GUEST EDITORIAL

After Gitmo

7/6/2011

The dysfunctional state of the nation's detention policy was presented in high relief last week during the U.S. Senate testimony of Navy Vice Adm. William McRaven, the top military official involved in the raid that resulted in the death of Osama bin Laden.

Asked what the military would do if it captured a terrorism suspect outside a recognized war zone such as Afghanistan, the admiral said that "in many cases, we will put them on a naval vessel and hold them until we can either get a case to prosecute them in a U.S. court" or return them to a third country.

"What if you can't do either of those?" asked Sen. Lindsey Graham (R., S.C.).

"Then we'll release that individual and that becomes the unenviable option, but it is an option," the admiral responded.

He noted that the U.S. naval base at Guantanamo Bay, Cuba, remains off-limits for new detainees and that transferring a suspect to Bagram Air Base is politically problematic without permission from the Afghan government.

The situation becomes even more complicated if the suspect falls outside the authorization for use of military force, which gives the president the power to detain members of al-Qaeda, the Taliban, or affiliated forces responsible for the Sept. 11, 2001, attacks. If the suspect is a lone wolf or with a group that has no links to al-Qaeda, the United States may have little or no authority to hold him.

The absence of a well-thought-out detention scheme places the military in an untenable position. It builds in perverse incentives to kill, not capture, suspects.

The situation cries out for creation of a national-security court to handle rare cases where there is reliable intelligence pointing to the danger of a terrorism suspect, but not enough admissible evidence to prosecute him in a court of law.

Such a court would allow detainees to present their side of the story, empower federal judges to order the release of a suspect, and include a separate trial scheme to allow for prosecution if and when enough evidence is amassed.

Congress has not yet moved on legislation creating such a court. But it has recently addressed concerns affecting detainees already in custody, or those affiliated with al-Qaeda and the Taliban who may be picked up in Afghanistan.

A Senate version of such a bill makes important improvements over the House legislation, including the authority to prosecute detainees in federal court. It also would put into law the approach laid out by President Obama in an executive order: to provide for periodic review for those held at Guantanamo and include the right to counsel.

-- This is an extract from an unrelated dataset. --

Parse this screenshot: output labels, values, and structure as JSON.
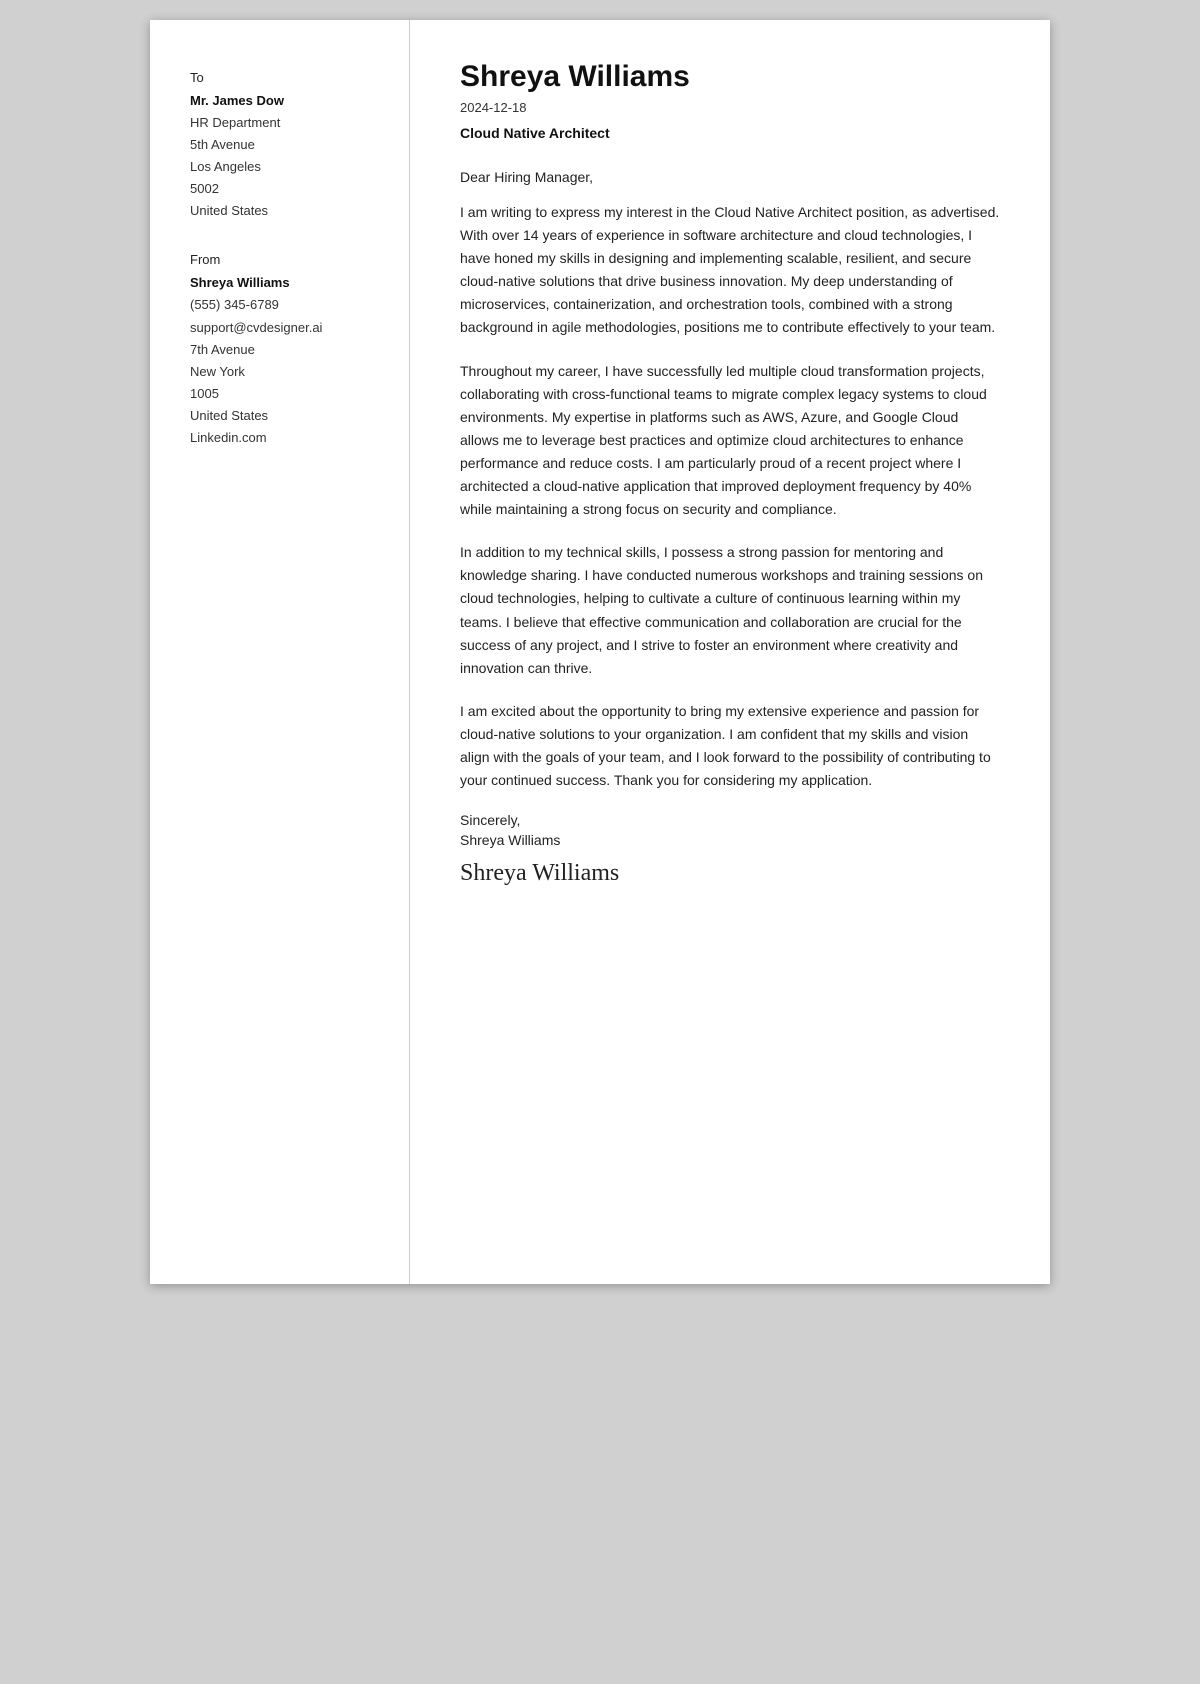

Those captured in Afghanistan would be entitled to military counsel and have their detentions reviewed by a military judge. Still, even the Senate version unduly and unjustifiably ties the President's hands on a range of issues.

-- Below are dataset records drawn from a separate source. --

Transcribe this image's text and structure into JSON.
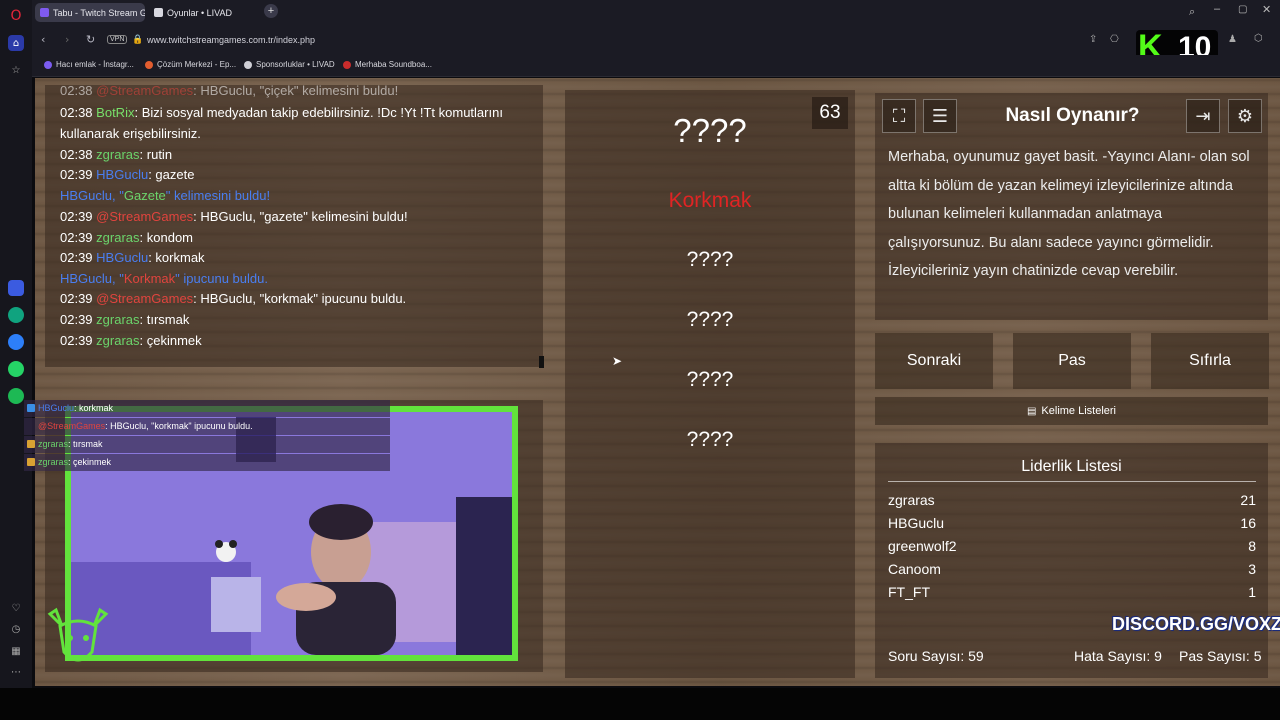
{
  "browser": {
    "tabs": [
      {
        "label": "Tabu - Twitch Stream Gam"
      },
      {
        "label": "Oyunlar • LIVAD"
      }
    ],
    "new_tab_label": "+",
    "url": "www.twitchstreamgames.com.tr/index.php",
    "vpn_badge": "VPN",
    "bookmarks": [
      {
        "label": "Hacı emlak - İnstagr...",
        "color": "#7b5cf0"
      },
      {
        "label": "Çözüm Merkezi - Ep...",
        "color": "#e25d2f"
      },
      {
        "label": "Sponsorluklar • LIVAD",
        "color": "#cfcfd6"
      },
      {
        "label": "Merhaba Soundboa...",
        "color": "#c92c2c"
      }
    ],
    "kick_overlay": {
      "logo": "K",
      "count": "10"
    }
  },
  "chat": {
    "lines": [
      {
        "time": "02:38",
        "user": "@StreamGames",
        "user_color": "red",
        "text": ": HBGuclu, \"çiçek\" kelimesini buldu!"
      },
      {
        "time": "02:38",
        "user": "BotRix",
        "user_color": "bot",
        "text": ": Bizi sosyal medyadan takip edebilirsiniz. !Dc !Yt !Tt komutlarını"
      },
      {
        "time": "",
        "user": "",
        "user_color": "",
        "text": "kullanarak erişebilirsiniz."
      },
      {
        "time": "02:38",
        "user": "zgraras",
        "user_color": "green",
        "text": ": rutin"
      },
      {
        "time": "02:39",
        "user": "HBGuclu",
        "user_color": "blue",
        "text": ": gazete"
      },
      {
        "time": "02:39",
        "user": "@StreamGames",
        "user_color": "red",
        "text": ": HBGuclu, \"gazete\" kelimesini buldu!"
      },
      {
        "time": "02:39",
        "user": "zgraras",
        "user_color": "green",
        "text": ": kondom"
      },
      {
        "time": "02:39",
        "user": "HBGuclu",
        "user_color": "blue",
        "text": ": korkmak"
      },
      {
        "time": "02:39",
        "user": "@StreamGames",
        "user_color": "red",
        "text": ": HBGuclu, \"korkmak\" ipucunu buldu."
      },
      {
        "time": "02:39",
        "user": "zgraras",
        "user_color": "green",
        "text": ": tırsmak"
      },
      {
        "time": "02:39",
        "user": "zgraras",
        "user_color": "green",
        "text": ": çekinmek"
      }
    ],
    "system_1": {
      "user": "HBGuclu",
      "sep": ", \"",
      "word": "Gazete",
      "rest": "\" kelimesini buldu!"
    },
    "system_2": {
      "user": "HBGuclu",
      "sep": ", \"",
      "word": "Korkmak",
      "rest": "\" ipucunu buldu."
    }
  },
  "stream_overlay": {
    "lines": [
      {
        "user": "HBGuclu",
        "text": ": korkmak"
      },
      {
        "user": "@StreamGames",
        "text": ": HBGuclu, \"korkmak\" ipucunu buldu."
      },
      {
        "user": "zgraras",
        "text": ": tırsmak"
      },
      {
        "user": "zgraras",
        "text": ": çekinmek"
      }
    ]
  },
  "game": {
    "timer": "63",
    "main_word": "????",
    "hint_found": "Korkmak",
    "hints": [
      "????",
      "????",
      "????",
      "????"
    ]
  },
  "howto": {
    "title": "Nasıl Oynanır?",
    "body": "Merhaba, oyunumuz gayet basit. -Yayıncı Alanı- olan sol altta ki bölüm de yazan kelimeyi izleyicilerinize altında bulunan kelimeleri kullanmadan anlatmaya çalışıyorsunuz. Bu alanı sadece yayıncı görmelidir. İzleyicileriniz yayın chatinizde cevap verebilir."
  },
  "controls": {
    "next": "Sonraki",
    "pass": "Pas",
    "reset": "Sıfırla",
    "word_lists": "Kelime Listeleri"
  },
  "leaderboard": {
    "title": "Liderlik Listesi",
    "rows": [
      {
        "name": "zgraras",
        "score": "21"
      },
      {
        "name": "HBGuclu",
        "score": "16"
      },
      {
        "name": "greenwolf2",
        "score": "8"
      },
      {
        "name": "Canoom",
        "score": "3"
      },
      {
        "name": "FT_FT",
        "score": "1"
      }
    ],
    "discord": "DISCORD.GG/VOXZ"
  },
  "stats": {
    "questions": "Soru Sayısı: 59",
    "errors": "Hata Sayısı: 9",
    "passes": "Pas Sayısı: 5"
  }
}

The reconciliation of the House and Senate bills should do away with transfer restrictions that make it all but impossible for the President to send to third countries detainees cleared for release.

It should allow the executive to exercise its judgment on whether a detainee should be tried in federal court or by a military commission, or whether he must be held without trial subject to periodic review with the help of a lawyer. It should -- as the House did -- include a new authorization for the use of military force that empowers the president to continue to detain and prosecute future captives.

The White House has long resisted the prospect of enshrining detention policy in law. Although the shape of the final bill is not yet known, passage of some legislation is likely. The White House should finally and fully engage, to ensure that it protects the president's prerogatives and respects the rule of law.